Ornella Berti se mostró halagada porque el segundo reportaje fuera sobre Alitalia. En cuanto a los puntos que le había expuesto, le parecían muy interesantes para la promoción de la línea aérea italiana en medio de la vorágine de fusiones y alianzas que vivía el sector aeronáutico en Europa.

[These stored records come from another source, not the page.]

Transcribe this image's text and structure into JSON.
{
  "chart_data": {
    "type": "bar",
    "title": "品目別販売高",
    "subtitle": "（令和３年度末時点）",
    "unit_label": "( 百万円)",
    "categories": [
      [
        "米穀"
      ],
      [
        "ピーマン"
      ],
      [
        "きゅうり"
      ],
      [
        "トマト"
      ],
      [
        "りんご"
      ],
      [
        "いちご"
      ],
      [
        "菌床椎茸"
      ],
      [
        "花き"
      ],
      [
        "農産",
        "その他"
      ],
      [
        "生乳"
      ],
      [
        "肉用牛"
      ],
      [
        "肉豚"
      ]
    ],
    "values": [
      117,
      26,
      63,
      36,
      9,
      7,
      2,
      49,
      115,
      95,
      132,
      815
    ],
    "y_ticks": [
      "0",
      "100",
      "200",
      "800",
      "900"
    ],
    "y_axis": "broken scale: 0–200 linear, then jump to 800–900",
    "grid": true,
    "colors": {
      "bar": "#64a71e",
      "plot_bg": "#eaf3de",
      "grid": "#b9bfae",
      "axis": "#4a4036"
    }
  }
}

—Bien, pues vamos con el primer punto.
—Perdón… Me gustaría grabar la entrevista. ¿Puedo…?
—Por supuesto.
Mortimer extrajo del bolsillo de su chaqueta un MP3 plateado, activó el “on” y lo puso en modo de grabación, situándolo en medio de la mesa para que pudiera captar con claridad las voces de ambos.
—Cuando quiera…
Una hora y media después, el falso periodista se despedía de Ornella Berti y tomaba un taxi en dirección al aeropuerto Leonardo da Vinci, donde le esperaban los jefes de seguridad y mantenimiento de la compañía. Una cita concertada por la propia Ornella para que le demostraran que viajar con Alitalia resultaba cómodo y totalmente seguro, tanto a nivel técnico como personal.
Paolo Rinaldi y Franco Stéfano pasearon al inglés por las diversas instalaciones de la compañía, mientras éste tomaba numerosas notas y fotografías. Luego le invitaron a comer en la sala vips donde, a los postres, Mortimer abordó el tema que le interesaba.

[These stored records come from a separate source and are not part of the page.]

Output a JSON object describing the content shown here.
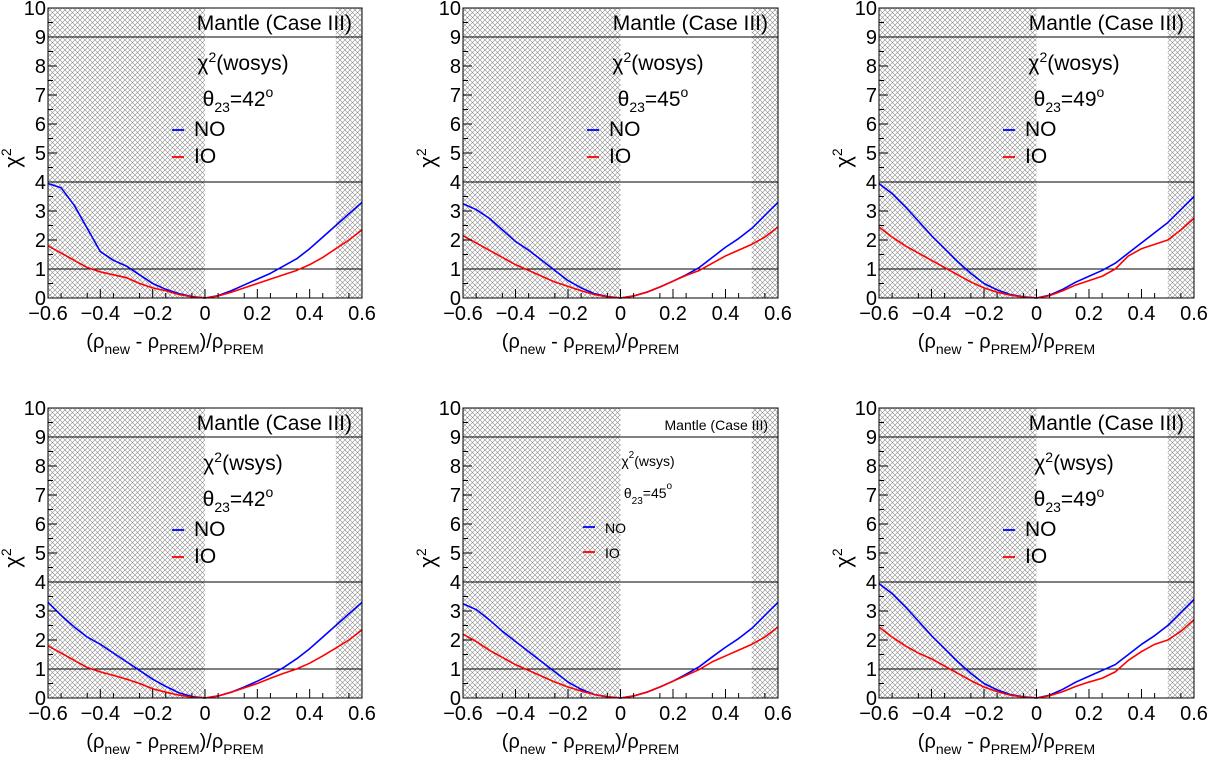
{
  "chart_data": [
    {
      "type": "line",
      "title": "Mantle (Case III)",
      "stat_label": "χ²(wosys)",
      "stat_main": "χ",
      "stat_sup": "2",
      "stat_paren": "(wosys)",
      "theta_main": "θ",
      "theta_sub": "23",
      "theta_value": "=42",
      "theta_sup": "o",
      "ylabel": "χ²",
      "ylabel_main": "χ",
      "ylabel_sup": "2",
      "xlabel": "(ρnew - ρPREM)/ρPREM",
      "xlim": [
        -0.6,
        0.6
      ],
      "ylim": [
        0,
        10
      ],
      "xticks": [
        "−0.6",
        "−0.4",
        "−0.2",
        "0",
        "0.2",
        "0.4",
        "0.6"
      ],
      "yticks": [
        "0",
        "1",
        "2",
        "3",
        "4",
        "5",
        "6",
        "7",
        "8",
        "9",
        "10"
      ],
      "ref_lines": [
        1,
        4,
        9
      ],
      "shaded_regions": [
        [
          -0.6,
          0.0
        ],
        [
          0.5,
          0.6
        ]
      ],
      "series": [
        {
          "name": "NO",
          "color": "#0000ff",
          "x": [
            -0.6,
            -0.55,
            -0.5,
            -0.45,
            -0.4,
            -0.35,
            -0.3,
            -0.25,
            -0.2,
            -0.15,
            -0.1,
            -0.05,
            0,
            0.05,
            0.1,
            0.15,
            0.2,
            0.25,
            0.3,
            0.35,
            0.4,
            0.45,
            0.5,
            0.55,
            0.6
          ],
          "y": [
            3.95,
            3.8,
            3.2,
            2.4,
            1.6,
            1.3,
            1.1,
            0.8,
            0.5,
            0.3,
            0.15,
            0.05,
            0,
            0.08,
            0.25,
            0.45,
            0.65,
            0.85,
            1.1,
            1.35,
            1.7,
            2.1,
            2.5,
            2.9,
            3.3
          ]
        },
        {
          "name": "IO",
          "color": "#ff0000",
          "x": [
            -0.6,
            -0.55,
            -0.5,
            -0.45,
            -0.4,
            -0.35,
            -0.3,
            -0.25,
            -0.2,
            -0.15,
            -0.1,
            -0.05,
            0,
            0.05,
            0.1,
            0.15,
            0.2,
            0.25,
            0.3,
            0.35,
            0.4,
            0.45,
            0.5,
            0.55,
            0.6
          ],
          "y": [
            1.8,
            1.55,
            1.3,
            1.05,
            0.9,
            0.8,
            0.7,
            0.5,
            0.35,
            0.25,
            0.12,
            0.04,
            0,
            0.07,
            0.2,
            0.35,
            0.5,
            0.65,
            0.8,
            0.95,
            1.15,
            1.4,
            1.7,
            2.0,
            2.35
          ]
        }
      ]
    },
    {
      "type": "line",
      "title": "Mantle (Case III)",
      "stat_label": "χ²(wosys)",
      "stat_main": "χ",
      "stat_sup": "2",
      "stat_paren": "(wosys)",
      "theta_main": "θ",
      "theta_sub": "23",
      "theta_value": "=45",
      "theta_sup": "o",
      "ylabel": "χ²",
      "ylabel_main": "χ",
      "ylabel_sup": "2",
      "xlabel": "(ρnew - ρPREM)/ρPREM",
      "xlim": [
        -0.6,
        0.6
      ],
      "ylim": [
        0,
        10
      ],
      "xticks": [
        "−0.6",
        "−0.4",
        "−0.2",
        "0",
        "0.2",
        "0.4",
        "0.6"
      ],
      "yticks": [
        "0",
        "1",
        "2",
        "3",
        "4",
        "5",
        "6",
        "7",
        "8",
        "9",
        "10"
      ],
      "ref_lines": [
        1,
        4,
        9
      ],
      "shaded_regions": [
        [
          -0.6,
          0.0
        ],
        [
          0.5,
          0.6
        ]
      ],
      "series": [
        {
          "name": "NO",
          "color": "#0000ff",
          "x": [
            -0.6,
            -0.55,
            -0.5,
            -0.45,
            -0.4,
            -0.35,
            -0.3,
            -0.25,
            -0.2,
            -0.15,
            -0.1,
            -0.05,
            0,
            0.05,
            0.1,
            0.15,
            0.2,
            0.25,
            0.3,
            0.35,
            0.4,
            0.45,
            0.5,
            0.55,
            0.6
          ],
          "y": [
            3.25,
            3.05,
            2.75,
            2.35,
            1.95,
            1.65,
            1.3,
            0.95,
            0.6,
            0.35,
            0.15,
            0.05,
            0,
            0.07,
            0.2,
            0.38,
            0.58,
            0.8,
            1.05,
            1.4,
            1.75,
            2.05,
            2.4,
            2.85,
            3.3
          ]
        },
        {
          "name": "IO",
          "color": "#ff0000",
          "x": [
            -0.6,
            -0.55,
            -0.5,
            -0.45,
            -0.4,
            -0.35,
            -0.3,
            -0.25,
            -0.2,
            -0.15,
            -0.1,
            -0.05,
            0,
            0.05,
            0.1,
            0.15,
            0.2,
            0.25,
            0.3,
            0.35,
            0.4,
            0.45,
            0.5,
            0.55,
            0.6
          ],
          "y": [
            2.15,
            1.9,
            1.65,
            1.4,
            1.15,
            0.95,
            0.75,
            0.55,
            0.4,
            0.25,
            0.12,
            0.04,
            0,
            0.07,
            0.2,
            0.38,
            0.58,
            0.78,
            0.95,
            1.2,
            1.45,
            1.65,
            1.85,
            2.1,
            2.45
          ]
        }
      ]
    },
    {
      "type": "line",
      "title": "Mantle (Case III)",
      "stat_label": "χ²(wosys)",
      "stat_main": "χ",
      "stat_sup": "2",
      "stat_paren": "(wosys)",
      "theta_main": "θ",
      "theta_sub": "23",
      "theta_value": "=49",
      "theta_sup": "o",
      "ylabel": "χ²",
      "ylabel_main": "χ",
      "ylabel_sup": "2",
      "xlabel": "(ρnew - ρPREM)/ρPREM",
      "xlim": [
        -0.6,
        0.6
      ],
      "ylim": [
        0,
        10
      ],
      "xticks": [
        "−0.6",
        "−0.4",
        "−0.2",
        "0",
        "0.2",
        "0.4",
        "0.6"
      ],
      "yticks": [
        "0",
        "1",
        "2",
        "3",
        "4",
        "5",
        "6",
        "7",
        "8",
        "9",
        "10"
      ],
      "ref_lines": [
        1,
        4,
        9
      ],
      "shaded_regions": [
        [
          -0.6,
          0.0
        ],
        [
          0.5,
          0.6
        ]
      ],
      "series": [
        {
          "name": "NO",
          "color": "#0000ff",
          "x": [
            -0.6,
            -0.55,
            -0.5,
            -0.45,
            -0.4,
            -0.35,
            -0.3,
            -0.25,
            -0.2,
            -0.15,
            -0.1,
            -0.05,
            0,
            0.05,
            0.1,
            0.15,
            0.2,
            0.25,
            0.3,
            0.35,
            0.4,
            0.45,
            0.5,
            0.55,
            0.6
          ],
          "y": [
            3.95,
            3.6,
            3.15,
            2.65,
            2.15,
            1.7,
            1.25,
            0.85,
            0.5,
            0.28,
            0.12,
            0.04,
            0,
            0.1,
            0.3,
            0.55,
            0.75,
            0.95,
            1.2,
            1.55,
            1.9,
            2.25,
            2.6,
            3.05,
            3.5
          ]
        },
        {
          "name": "IO",
          "color": "#ff0000",
          "x": [
            -0.6,
            -0.55,
            -0.5,
            -0.45,
            -0.4,
            -0.35,
            -0.3,
            -0.25,
            -0.2,
            -0.15,
            -0.1,
            -0.05,
            0,
            0.05,
            0.1,
            0.15,
            0.2,
            0.25,
            0.3,
            0.35,
            0.4,
            0.45,
            0.5,
            0.55,
            0.6
          ],
          "y": [
            2.45,
            2.1,
            1.8,
            1.55,
            1.3,
            1.05,
            0.8,
            0.55,
            0.35,
            0.2,
            0.1,
            0.03,
            0,
            0.08,
            0.25,
            0.45,
            0.6,
            0.75,
            1.0,
            1.45,
            1.7,
            1.85,
            2.0,
            2.35,
            2.75
          ]
        }
      ]
    },
    {
      "type": "line",
      "title": "Mantle (Case III)",
      "stat_label": "χ²(wsys)",
      "stat_main": "χ",
      "stat_sup": "2",
      "stat_paren": "(wsys)",
      "theta_main": "θ",
      "theta_sub": "23",
      "theta_value": "=42",
      "theta_sup": "o",
      "ylabel": "χ²",
      "ylabel_main": "χ",
      "ylabel_sup": "2",
      "xlabel": "(ρnew - ρPREM)/ρPREM",
      "xlim": [
        -0.6,
        0.6
      ],
      "ylim": [
        0,
        10
      ],
      "xticks": [
        "−0.6",
        "−0.4",
        "−0.2",
        "0",
        "0.2",
        "0.4",
        "0.6"
      ],
      "yticks": [
        "0",
        "1",
        "2",
        "3",
        "4",
        "5",
        "6",
        "7",
        "8",
        "9",
        "10"
      ],
      "ref_lines": [
        1,
        4,
        9
      ],
      "shaded_regions": [
        [
          -0.6,
          0.0
        ],
        [
          0.5,
          0.6
        ]
      ],
      "series": [
        {
          "name": "NO",
          "color": "#0000ff",
          "x": [
            -0.6,
            -0.55,
            -0.5,
            -0.45,
            -0.4,
            -0.35,
            -0.3,
            -0.25,
            -0.2,
            -0.15,
            -0.1,
            -0.05,
            0,
            0.05,
            0.1,
            0.15,
            0.2,
            0.25,
            0.3,
            0.35,
            0.4,
            0.45,
            0.5,
            0.55,
            0.6
          ],
          "y": [
            3.3,
            2.85,
            2.45,
            2.1,
            1.85,
            1.55,
            1.25,
            0.95,
            0.65,
            0.4,
            0.18,
            0.05,
            0,
            0.07,
            0.2,
            0.38,
            0.58,
            0.8,
            1.05,
            1.35,
            1.7,
            2.1,
            2.5,
            2.9,
            3.3
          ]
        },
        {
          "name": "IO",
          "color": "#ff0000",
          "x": [
            -0.6,
            -0.55,
            -0.5,
            -0.45,
            -0.4,
            -0.35,
            -0.3,
            -0.25,
            -0.2,
            -0.15,
            -0.1,
            -0.05,
            0,
            0.05,
            0.1,
            0.15,
            0.2,
            0.25,
            0.3,
            0.35,
            0.4,
            0.45,
            0.5,
            0.55,
            0.6
          ],
          "y": [
            1.8,
            1.55,
            1.3,
            1.05,
            0.9,
            0.78,
            0.65,
            0.5,
            0.32,
            0.2,
            0.1,
            0.03,
            0,
            0.07,
            0.2,
            0.35,
            0.5,
            0.68,
            0.85,
            1.0,
            1.2,
            1.45,
            1.72,
            2.0,
            2.35
          ]
        }
      ]
    },
    {
      "type": "line",
      "title": "Mantle (Case III)",
      "stat_label": "χ²(wsys)",
      "stat_main": "χ",
      "stat_sup": "2",
      "stat_paren": "(wsys)",
      "theta_main": "θ",
      "theta_sub": "23",
      "theta_value": "=45",
      "theta_sup": "o",
      "ylabel": "χ²",
      "ylabel_main": "χ",
      "ylabel_sup": "2",
      "xlabel": "(ρnew - ρPREM)/ρPREM",
      "xlim": [
        -0.6,
        0.6
      ],
      "ylim": [
        0,
        10
      ],
      "xticks": [
        "−0.6",
        "−0.4",
        "−0.2",
        "0",
        "0.2",
        "0.4",
        "0.6"
      ],
      "yticks": [
        "0",
        "1",
        "2",
        "3",
        "4",
        "5",
        "6",
        "7",
        "8",
        "9",
        "10"
      ],
      "ref_lines": [
        1,
        4,
        9
      ],
      "shaded_regions": [
        [
          -0.6,
          0.0
        ],
        [
          0.5,
          0.6
        ]
      ],
      "small_labels": true,
      "series": [
        {
          "name": "NO",
          "color": "#0000ff",
          "x": [
            -0.6,
            -0.55,
            -0.5,
            -0.45,
            -0.4,
            -0.35,
            -0.3,
            -0.25,
            -0.2,
            -0.15,
            -0.1,
            -0.05,
            0,
            0.05,
            0.1,
            0.15,
            0.2,
            0.25,
            0.3,
            0.35,
            0.4,
            0.45,
            0.5,
            0.55,
            0.6
          ],
          "y": [
            3.25,
            3.05,
            2.7,
            2.3,
            1.95,
            1.6,
            1.25,
            0.9,
            0.55,
            0.3,
            0.12,
            0.04,
            0,
            0.07,
            0.2,
            0.38,
            0.58,
            0.82,
            1.08,
            1.42,
            1.75,
            2.05,
            2.4,
            2.85,
            3.3
          ]
        },
        {
          "name": "IO",
          "color": "#ff0000",
          "x": [
            -0.6,
            -0.55,
            -0.5,
            -0.45,
            -0.4,
            -0.35,
            -0.3,
            -0.25,
            -0.2,
            -0.15,
            -0.1,
            -0.05,
            0,
            0.05,
            0.1,
            0.15,
            0.2,
            0.25,
            0.3,
            0.35,
            0.4,
            0.45,
            0.5,
            0.55,
            0.6
          ],
          "y": [
            2.2,
            1.95,
            1.65,
            1.4,
            1.15,
            0.95,
            0.75,
            0.55,
            0.38,
            0.24,
            0.12,
            0.04,
            0,
            0.07,
            0.2,
            0.38,
            0.58,
            0.78,
            0.98,
            1.25,
            1.45,
            1.65,
            1.85,
            2.1,
            2.45
          ]
        }
      ]
    },
    {
      "type": "line",
      "title": "Mantle (Case III)",
      "stat_label": "χ²(wsys)",
      "stat_main": "χ",
      "stat_sup": "2",
      "stat_paren": "(wsys)",
      "theta_main": "θ",
      "theta_sub": "23",
      "theta_value": "=49",
      "theta_sup": "o",
      "ylabel": "χ²",
      "ylabel_main": "χ",
      "ylabel_sup": "2",
      "xlabel": "(ρnew - ρPREM)/ρPREM",
      "xlim": [
        -0.6,
        0.6
      ],
      "ylim": [
        0,
        10
      ],
      "xticks": [
        "−0.6",
        "−0.4",
        "−0.2",
        "0",
        "0.2",
        "0.4",
        "0.6"
      ],
      "yticks": [
        "0",
        "1",
        "2",
        "3",
        "4",
        "5",
        "6",
        "7",
        "8",
        "9",
        "10"
      ],
      "ref_lines": [
        1,
        4,
        9
      ],
      "shaded_regions": [
        [
          -0.6,
          0.0
        ],
        [
          0.5,
          0.6
        ]
      ],
      "series": [
        {
          "name": "NO",
          "color": "#0000ff",
          "x": [
            -0.6,
            -0.55,
            -0.5,
            -0.45,
            -0.4,
            -0.35,
            -0.3,
            -0.25,
            -0.2,
            -0.15,
            -0.1,
            -0.05,
            0,
            0.05,
            0.1,
            0.15,
            0.2,
            0.25,
            0.3,
            0.35,
            0.4,
            0.45,
            0.5,
            0.55,
            0.6
          ],
          "y": [
            3.95,
            3.6,
            3.15,
            2.65,
            2.15,
            1.7,
            1.25,
            0.85,
            0.5,
            0.28,
            0.12,
            0.04,
            0,
            0.1,
            0.3,
            0.55,
            0.75,
            0.95,
            1.15,
            1.5,
            1.85,
            2.15,
            2.5,
            2.95,
            3.4
          ]
        },
        {
          "name": "IO",
          "color": "#ff0000",
          "x": [
            -0.6,
            -0.55,
            -0.5,
            -0.45,
            -0.4,
            -0.35,
            -0.3,
            -0.25,
            -0.2,
            -0.15,
            -0.1,
            -0.05,
            0,
            0.05,
            0.1,
            0.15,
            0.2,
            0.25,
            0.3,
            0.35,
            0.4,
            0.45,
            0.5,
            0.55,
            0.6
          ],
          "y": [
            2.45,
            2.1,
            1.8,
            1.55,
            1.35,
            1.1,
            0.85,
            0.6,
            0.38,
            0.22,
            0.1,
            0.03,
            0,
            0.08,
            0.22,
            0.4,
            0.55,
            0.68,
            0.9,
            1.3,
            1.6,
            1.85,
            2.0,
            2.3,
            2.7
          ]
        }
      ]
    }
  ]
}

—El que Su Santidad el Papa viaje siempre con Alitalia, es una excelente publicidad para ustedes… ¿no?
—¡Por supuesto! ¡Es el mejor aval de la seguridad de nuestra compañía! —confirmó ufano Rinaldi, un individuo de rostro alargado, orejas ratoniles y con un ligero tic en los párpados.
—¿Se hace una revisión especial a los aviones donde vuela el Sumo Pontífice? —indagó el falso reportero.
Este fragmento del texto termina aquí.